Durante los últimos seis meses, el Programa de Estudios de Cuba y el Instituto de Investigaciones Afrolatinoamericanas de la Universidad de Harvard han reunido a un grupo diverso de académicos e intelectuales para examinar la crisis que enfrenta Cuba y elaborar recomendaciones para abordarla. Este documento resume las conclusiones y propuestas que han surgido de esos esfuerzos individuales. Lo imaginamos como un documento vivo, en construcción, que será objeto de revisión y modificaciones. De hecho, el Grupo de Trabajo invitará a esas revisión a través de varios procesos de consulta, en un espíritu de pluralidad y diversidad.


Resumen Critico

A continuación, un fragmento de una entrevista se Tania Costa, Cibercuba, a Eduardi Garaicoa, miembro del MovimientoC40, en la que este responde desde su punto de vista constitucional, los inconvenientes de la transición propuesta en el informe de Harvard.

Harvard y el futuro de Cuba: la crítica de Eduardo Garaicoa al proyecto de una nueva Constitución

En entrevista con la periodista Tania Costa, de CiberCuba, Eduardo Garaicoa, miembro fundador del Movimiento C40, analiza críticamente el Informe del Grupo de Trabajo de Harvard sobre el futuro de Cuba. Su punto de partida es reconocer que el informe describe una realidad que resulta difícil discutir: la profunda crisis económica, social, sanitaria, energética y demográfica de Cuba, así como la represión política y el deterioro de las instituciones. Sin embargo, Garaicoa sostiene que buena parte de esos males no constituyen el problema fundamental, sino consecuencias de un problema anterior: la ruptura del orden constitucional cubano. A su juicio, denunciar el hambre, los apagones, la falta de agua, el deterioro de la salud o la ausencia de libertades sin situarlos dentro de esa ruptura jurídica deja incompleta la explicación de la crisis.

Garaicoa coincide con Harvard en que Cuba necesita un cambio político y no solamente reformas económicas, pero discrepa radicalmente del camino propuesto. El informe plantea que, después de determinadas medidas iniciales, Cuba necesitaría en el mediano o largo plazo una nueva Asamblea Constituyente para crear una nueva Constitución. Para el Movimiento C40, esa propuesta pasa por alto una cuestión esencial: Cuba ya tiene una Constitución republicana, la de 1940, cuyo orden jurídico no desapareció legítimamente para ser sustituido por el sistema establecido por el castrismo. Por eso, la cuestión no sería comenzar desde cero diseñando otra República, sino recuperar la legalidad constitucional cubana.

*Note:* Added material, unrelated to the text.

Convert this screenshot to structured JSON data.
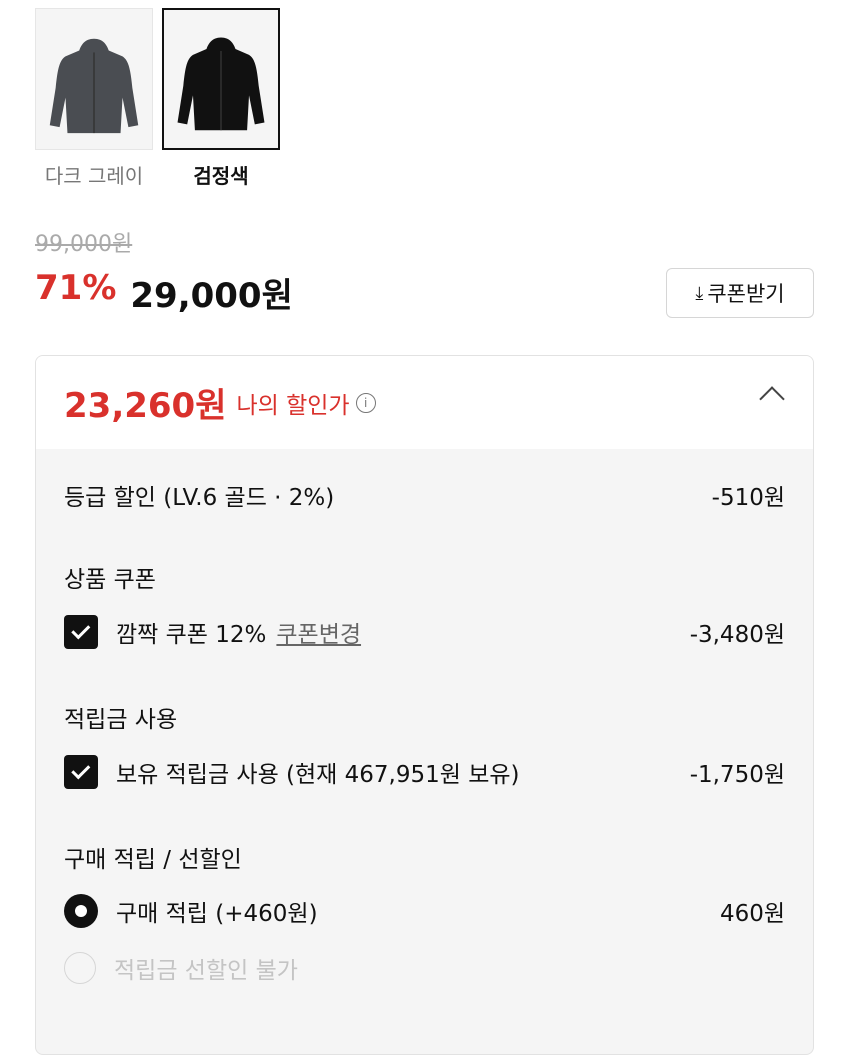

La diferencia es fundamental. Mientras el informe de Harvard concibe el futuro como un proceso de transición que desembocaría en una nueva arquitectura constitucional, Garaicoa plantea que el problema debe abordarse desde la continuidad jurídica de la República. La Constitución de 1940 fue una reforma integral de la Constitución de 1901 y conservó dentro de sí la tradición constitucional republicana cubana. En consecuencia, crear una nueva Constitución antes de restablecer la legalidad anterior significaría, desde esta perspectiva, sustituir una ruptura por otra, dejando sin resolver la cuestión de la legitimidad del orden jurídico.

La crítica de Garaicoa alcanza también las implicaciones prácticas de esa diferencia. La restitución de la Constitución de 1940 permitiría abordar dentro de un marco jurídico propio cuestiones como la responsabilidad por los crímenes cometidos por el régimen, la naturaleza de determinadas deudas contraídas por el Estado, las reclamaciones patrimoniales y la reorganización institucional de la República. No se trataría, por tanto, solamente de recuperar un texto histórico, sino de restablecer el fundamento jurídico desde el cual los cubanos puedan reconstruir sus instituciones y decidir posteriormente, conforme a derecho, las reformas que consideren necesarias.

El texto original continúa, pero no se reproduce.